Chew's Reviews - Mad Max: Fury Road

By Gary Chew | May 14, 2015 | Opens Friday  What you get are various and vicious warring tribes of hundreds of humans equippe...

By Gary Chew | May 14, 2015 |

Opens Friday 

What you get are various and vicious warring tribes of hundreds of humans equipped with diabolically high power vehicles and military hardware. All the killing happens in a desert wasteland that seems to be a place almost no one would want to exist. No, this isn't a news report from the contemporary Middle East.

Mad Max: Fury Road is in a dystopian future, forty-five years hence. It's the fourth film in that heavy metal series of the Australian director, George Miller. He invented Max … and possibly Mel Gibson.

With sufficient disbelief uploaded a safe distance from your essence, the ride on which Miller takes you -- I swear -- never slows down, and only occasionally gives brief pause. I felt I ought to be out of breath as the house lights went up in the theater despite the fact I'd been sitting quietly in one dark, comfortable spot for two hours. In all this creative fury, Miller never shifts his picture out of 5th.

Max – who began as sort of a Outback highway cop when Gibson did him -- is played by Tom Hardy. He's only the second Max to come along. Hardy does Max as if he's been suffering from PTSD since the last chapter. That seems to ring more authentically for the British born actor who has “going places” written all over him. Here's some of Hardy's resumé: Child 44; The Drop; Locke; Tinker, Taylor, Soldier, Spy and the popular Inception.
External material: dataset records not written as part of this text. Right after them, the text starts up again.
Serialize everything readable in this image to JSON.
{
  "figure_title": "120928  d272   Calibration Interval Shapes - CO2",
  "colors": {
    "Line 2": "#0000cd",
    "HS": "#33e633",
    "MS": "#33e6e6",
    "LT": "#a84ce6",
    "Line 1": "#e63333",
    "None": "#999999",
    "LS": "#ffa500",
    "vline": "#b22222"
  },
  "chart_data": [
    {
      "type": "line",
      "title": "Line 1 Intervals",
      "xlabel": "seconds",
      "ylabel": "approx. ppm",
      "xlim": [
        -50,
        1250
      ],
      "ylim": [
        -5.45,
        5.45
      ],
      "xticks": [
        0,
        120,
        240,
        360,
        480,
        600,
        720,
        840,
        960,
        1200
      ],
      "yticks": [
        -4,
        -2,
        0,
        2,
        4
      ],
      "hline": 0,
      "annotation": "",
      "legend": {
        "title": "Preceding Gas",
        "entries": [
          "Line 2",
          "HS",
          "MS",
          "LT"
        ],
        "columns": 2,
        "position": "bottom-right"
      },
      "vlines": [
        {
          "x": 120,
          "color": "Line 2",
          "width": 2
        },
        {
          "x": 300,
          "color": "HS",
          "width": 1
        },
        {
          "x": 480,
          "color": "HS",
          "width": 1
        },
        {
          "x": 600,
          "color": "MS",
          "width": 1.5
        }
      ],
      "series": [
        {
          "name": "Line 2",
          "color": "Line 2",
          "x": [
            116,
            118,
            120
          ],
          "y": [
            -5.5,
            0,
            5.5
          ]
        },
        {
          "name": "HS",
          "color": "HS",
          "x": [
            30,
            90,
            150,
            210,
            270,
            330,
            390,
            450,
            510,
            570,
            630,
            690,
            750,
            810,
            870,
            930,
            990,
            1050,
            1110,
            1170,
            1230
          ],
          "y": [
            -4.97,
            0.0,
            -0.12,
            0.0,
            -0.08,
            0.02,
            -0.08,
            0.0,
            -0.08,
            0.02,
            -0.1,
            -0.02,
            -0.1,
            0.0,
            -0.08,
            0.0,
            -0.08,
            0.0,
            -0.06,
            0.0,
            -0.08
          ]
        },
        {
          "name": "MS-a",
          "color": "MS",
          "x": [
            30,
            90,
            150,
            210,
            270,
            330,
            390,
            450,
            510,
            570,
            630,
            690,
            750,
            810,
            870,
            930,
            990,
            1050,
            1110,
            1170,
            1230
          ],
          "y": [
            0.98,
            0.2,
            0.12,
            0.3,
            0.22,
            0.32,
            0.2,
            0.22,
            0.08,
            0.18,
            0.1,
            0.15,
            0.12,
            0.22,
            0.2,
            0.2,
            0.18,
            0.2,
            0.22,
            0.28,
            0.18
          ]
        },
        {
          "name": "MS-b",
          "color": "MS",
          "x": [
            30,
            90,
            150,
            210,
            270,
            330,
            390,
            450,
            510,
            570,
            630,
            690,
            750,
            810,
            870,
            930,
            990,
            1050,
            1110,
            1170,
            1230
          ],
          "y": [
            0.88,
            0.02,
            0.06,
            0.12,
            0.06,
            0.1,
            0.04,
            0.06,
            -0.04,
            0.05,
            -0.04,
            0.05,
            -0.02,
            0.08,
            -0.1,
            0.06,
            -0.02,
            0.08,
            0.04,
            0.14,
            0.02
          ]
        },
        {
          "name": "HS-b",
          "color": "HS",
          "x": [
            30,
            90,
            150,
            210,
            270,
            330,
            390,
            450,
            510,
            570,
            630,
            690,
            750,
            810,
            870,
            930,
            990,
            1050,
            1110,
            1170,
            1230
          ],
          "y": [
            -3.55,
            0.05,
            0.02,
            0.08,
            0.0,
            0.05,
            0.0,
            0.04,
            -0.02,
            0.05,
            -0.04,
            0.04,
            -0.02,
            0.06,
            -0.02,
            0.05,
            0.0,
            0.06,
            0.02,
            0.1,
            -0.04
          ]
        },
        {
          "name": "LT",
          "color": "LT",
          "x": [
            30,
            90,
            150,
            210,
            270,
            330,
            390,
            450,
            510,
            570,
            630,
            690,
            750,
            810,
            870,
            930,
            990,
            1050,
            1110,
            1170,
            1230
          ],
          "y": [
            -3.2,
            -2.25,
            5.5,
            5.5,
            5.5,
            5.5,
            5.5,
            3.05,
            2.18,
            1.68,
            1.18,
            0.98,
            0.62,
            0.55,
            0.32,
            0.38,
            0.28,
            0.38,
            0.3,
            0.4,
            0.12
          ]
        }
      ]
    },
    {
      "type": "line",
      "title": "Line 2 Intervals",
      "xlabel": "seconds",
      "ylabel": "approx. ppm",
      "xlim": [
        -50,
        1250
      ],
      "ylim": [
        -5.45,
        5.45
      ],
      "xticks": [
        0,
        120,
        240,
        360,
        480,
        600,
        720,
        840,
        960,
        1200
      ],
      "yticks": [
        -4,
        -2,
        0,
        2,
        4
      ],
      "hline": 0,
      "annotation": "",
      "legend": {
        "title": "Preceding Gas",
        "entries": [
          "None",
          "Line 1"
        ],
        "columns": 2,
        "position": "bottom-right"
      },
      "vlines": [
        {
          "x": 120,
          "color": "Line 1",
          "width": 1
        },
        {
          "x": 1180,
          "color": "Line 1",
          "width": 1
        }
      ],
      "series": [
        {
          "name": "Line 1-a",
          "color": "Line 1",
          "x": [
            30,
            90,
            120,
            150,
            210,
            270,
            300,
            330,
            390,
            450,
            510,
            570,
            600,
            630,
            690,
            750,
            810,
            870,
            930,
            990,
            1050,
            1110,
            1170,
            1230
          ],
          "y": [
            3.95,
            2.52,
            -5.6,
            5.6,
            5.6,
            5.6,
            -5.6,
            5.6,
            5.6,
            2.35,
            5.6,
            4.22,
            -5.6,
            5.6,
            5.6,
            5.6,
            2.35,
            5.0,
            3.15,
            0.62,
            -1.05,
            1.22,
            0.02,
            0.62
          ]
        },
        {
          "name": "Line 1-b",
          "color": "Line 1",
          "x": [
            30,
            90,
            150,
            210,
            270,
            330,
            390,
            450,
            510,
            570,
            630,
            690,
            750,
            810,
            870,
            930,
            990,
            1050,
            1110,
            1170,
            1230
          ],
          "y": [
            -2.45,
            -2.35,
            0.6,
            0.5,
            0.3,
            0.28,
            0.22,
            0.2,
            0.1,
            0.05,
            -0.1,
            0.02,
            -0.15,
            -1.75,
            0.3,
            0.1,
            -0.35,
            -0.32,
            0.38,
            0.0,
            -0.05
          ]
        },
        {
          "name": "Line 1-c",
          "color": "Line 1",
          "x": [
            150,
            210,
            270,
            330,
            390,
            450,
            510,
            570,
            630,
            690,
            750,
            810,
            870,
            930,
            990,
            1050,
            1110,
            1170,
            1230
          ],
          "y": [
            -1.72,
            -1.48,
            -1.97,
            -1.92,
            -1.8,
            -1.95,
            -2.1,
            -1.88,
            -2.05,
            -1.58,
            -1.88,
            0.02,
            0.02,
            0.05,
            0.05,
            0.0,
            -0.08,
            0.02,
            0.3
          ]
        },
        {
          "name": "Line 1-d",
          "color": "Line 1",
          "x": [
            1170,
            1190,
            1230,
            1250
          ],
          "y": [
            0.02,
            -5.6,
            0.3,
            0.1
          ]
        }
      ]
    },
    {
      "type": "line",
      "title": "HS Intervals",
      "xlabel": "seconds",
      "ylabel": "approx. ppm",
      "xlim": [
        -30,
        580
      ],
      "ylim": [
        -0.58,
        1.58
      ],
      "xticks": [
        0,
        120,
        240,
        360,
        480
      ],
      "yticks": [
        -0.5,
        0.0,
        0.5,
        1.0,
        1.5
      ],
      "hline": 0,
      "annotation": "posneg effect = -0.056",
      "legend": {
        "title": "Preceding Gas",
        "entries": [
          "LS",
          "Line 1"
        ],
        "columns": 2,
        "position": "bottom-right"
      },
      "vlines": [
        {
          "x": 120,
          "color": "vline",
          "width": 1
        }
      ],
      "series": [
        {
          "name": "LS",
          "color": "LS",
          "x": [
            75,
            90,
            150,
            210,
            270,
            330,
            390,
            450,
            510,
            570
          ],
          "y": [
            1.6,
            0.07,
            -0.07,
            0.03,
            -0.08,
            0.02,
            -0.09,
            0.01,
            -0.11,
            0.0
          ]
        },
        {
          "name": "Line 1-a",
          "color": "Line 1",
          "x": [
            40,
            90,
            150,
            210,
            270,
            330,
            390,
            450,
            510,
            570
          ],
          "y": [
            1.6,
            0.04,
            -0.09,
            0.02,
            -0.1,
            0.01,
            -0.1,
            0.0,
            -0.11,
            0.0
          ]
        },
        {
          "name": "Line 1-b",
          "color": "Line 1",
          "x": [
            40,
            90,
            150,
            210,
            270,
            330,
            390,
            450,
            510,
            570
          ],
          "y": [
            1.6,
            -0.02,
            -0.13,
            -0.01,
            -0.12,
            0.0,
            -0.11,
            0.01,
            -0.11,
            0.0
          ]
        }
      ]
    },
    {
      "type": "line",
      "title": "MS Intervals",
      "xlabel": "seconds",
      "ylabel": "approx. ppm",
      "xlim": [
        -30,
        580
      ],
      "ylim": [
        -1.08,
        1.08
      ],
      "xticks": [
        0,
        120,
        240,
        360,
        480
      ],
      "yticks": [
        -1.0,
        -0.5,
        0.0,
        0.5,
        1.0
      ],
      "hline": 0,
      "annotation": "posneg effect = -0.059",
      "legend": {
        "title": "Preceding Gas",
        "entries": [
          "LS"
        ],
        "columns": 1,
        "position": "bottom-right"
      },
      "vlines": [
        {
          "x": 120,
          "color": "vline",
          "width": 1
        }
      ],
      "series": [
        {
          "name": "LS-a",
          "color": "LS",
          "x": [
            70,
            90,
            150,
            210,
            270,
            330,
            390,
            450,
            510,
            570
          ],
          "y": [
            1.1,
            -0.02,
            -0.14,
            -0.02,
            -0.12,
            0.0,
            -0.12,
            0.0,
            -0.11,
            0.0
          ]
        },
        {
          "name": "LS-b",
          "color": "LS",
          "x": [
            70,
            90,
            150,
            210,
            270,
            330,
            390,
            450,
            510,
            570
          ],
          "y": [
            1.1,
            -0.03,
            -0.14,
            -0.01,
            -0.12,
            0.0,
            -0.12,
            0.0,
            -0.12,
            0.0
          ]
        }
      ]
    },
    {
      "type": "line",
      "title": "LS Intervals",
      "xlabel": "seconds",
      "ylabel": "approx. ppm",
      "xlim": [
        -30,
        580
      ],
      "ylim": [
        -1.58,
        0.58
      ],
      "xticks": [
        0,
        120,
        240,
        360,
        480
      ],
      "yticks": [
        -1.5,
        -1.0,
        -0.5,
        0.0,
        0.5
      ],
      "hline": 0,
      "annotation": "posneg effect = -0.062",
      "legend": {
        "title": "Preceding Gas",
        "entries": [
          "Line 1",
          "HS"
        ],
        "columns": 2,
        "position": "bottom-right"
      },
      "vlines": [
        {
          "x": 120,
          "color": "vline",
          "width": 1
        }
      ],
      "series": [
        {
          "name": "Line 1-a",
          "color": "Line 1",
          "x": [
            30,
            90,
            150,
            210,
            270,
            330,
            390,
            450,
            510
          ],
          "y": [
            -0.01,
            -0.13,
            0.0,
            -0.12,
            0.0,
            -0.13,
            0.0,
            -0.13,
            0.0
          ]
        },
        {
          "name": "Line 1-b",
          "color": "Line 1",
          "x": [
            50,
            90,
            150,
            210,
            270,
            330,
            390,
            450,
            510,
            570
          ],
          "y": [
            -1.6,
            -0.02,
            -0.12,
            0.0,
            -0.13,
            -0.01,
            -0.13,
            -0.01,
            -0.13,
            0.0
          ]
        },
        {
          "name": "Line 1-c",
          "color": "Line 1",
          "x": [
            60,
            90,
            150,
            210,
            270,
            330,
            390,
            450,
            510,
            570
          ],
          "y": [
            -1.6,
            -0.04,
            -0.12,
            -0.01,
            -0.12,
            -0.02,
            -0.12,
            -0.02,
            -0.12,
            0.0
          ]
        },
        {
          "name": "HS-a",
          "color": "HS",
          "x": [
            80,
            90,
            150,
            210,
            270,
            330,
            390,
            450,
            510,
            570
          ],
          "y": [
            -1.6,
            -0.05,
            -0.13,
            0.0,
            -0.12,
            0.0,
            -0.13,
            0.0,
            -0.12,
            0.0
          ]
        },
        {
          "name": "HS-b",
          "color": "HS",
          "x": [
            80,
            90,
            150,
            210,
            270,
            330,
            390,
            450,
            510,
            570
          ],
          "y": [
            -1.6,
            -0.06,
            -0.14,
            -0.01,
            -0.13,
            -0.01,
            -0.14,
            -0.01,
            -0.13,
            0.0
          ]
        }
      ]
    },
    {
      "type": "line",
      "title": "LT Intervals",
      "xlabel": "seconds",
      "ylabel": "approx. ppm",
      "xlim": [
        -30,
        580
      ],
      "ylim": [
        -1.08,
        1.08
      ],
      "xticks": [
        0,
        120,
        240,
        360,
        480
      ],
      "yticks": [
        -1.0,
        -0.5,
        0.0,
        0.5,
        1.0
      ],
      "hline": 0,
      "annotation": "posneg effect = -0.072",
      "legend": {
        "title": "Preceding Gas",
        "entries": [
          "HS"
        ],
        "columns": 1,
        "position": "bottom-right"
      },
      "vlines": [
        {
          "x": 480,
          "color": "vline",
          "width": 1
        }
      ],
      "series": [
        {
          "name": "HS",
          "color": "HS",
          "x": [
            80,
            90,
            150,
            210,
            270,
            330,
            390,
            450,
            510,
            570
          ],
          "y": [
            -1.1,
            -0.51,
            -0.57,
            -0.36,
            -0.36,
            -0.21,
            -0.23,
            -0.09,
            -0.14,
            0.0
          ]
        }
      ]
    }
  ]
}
Oscar winner Charlize Theron – in a fetching buzz cut a la George Zimmerman -- is cast as a woman with the right name for that which she's tasked herself: Furiosa. She's crossing Out Backish-looking terrain in a very big rig that secreted on it are younger females who had been kidnapped earlier by a really, really bad guy called King Immortan Joe. Of course, Joe and his barbaric tribe, the War Boys, are in more than just heated pursuit. Joe is “sort of put out” that the girls – called the Five Wives – are no longer under his control. Their fertility is the only path left for Joe to re-generate the human race; any newborns will be reprogrammed to act and think in an “appropriate” fascist-like manner the blood thirsty leader expects for all. Yes, no Mr. Nice Guy. And wait till you see his mask. Darth Vader, you best slink to the back of this bus.

After a shaky start between them, Furiosa realizes that Max and his knowledge of the desert are the tickets to get her charges to safety and sanity. Nearly every character in the movie is literally out of his or her freaking mind. One of the “best” is a crazy dude (dressed all in red) who rides the front bumper of a speeding War Boys vehicle while banging away on a gigantic red guitar. The twangy instrument intermittently spouts flames from its neck. Now, that's not only really operatic Heavy Metal, but an added kick for all rock guitarists who show up to see this on-fire, high-octane film.
Miller has the editing, lighting and CGI reigning supreme throughout. The big screen is kept busy.

Violence seldom dazzles me, but that's what I was … dazzled, just feeling the force and persistent energy of Mad Max: Fury Road. Surely, fans of the vintage Crosby/Hope road movies should steer clear since there's only one aspect of the movie that actually might conjure up a laugh: several of the junky-looking autos used in the wall-to-wall chase scenes are creative re-dos from old, familiar models. I saw an old Buick, an even older Chevy and of the higher priced makes, I'm sure I saw a Cadillac, a Mercedes-Benz and really creepy looking Rolls-Royce. Sorry though, no BMW; nor were there any creative contortions foisted on the motor bikes that scurry about with riders looking for even more trouble.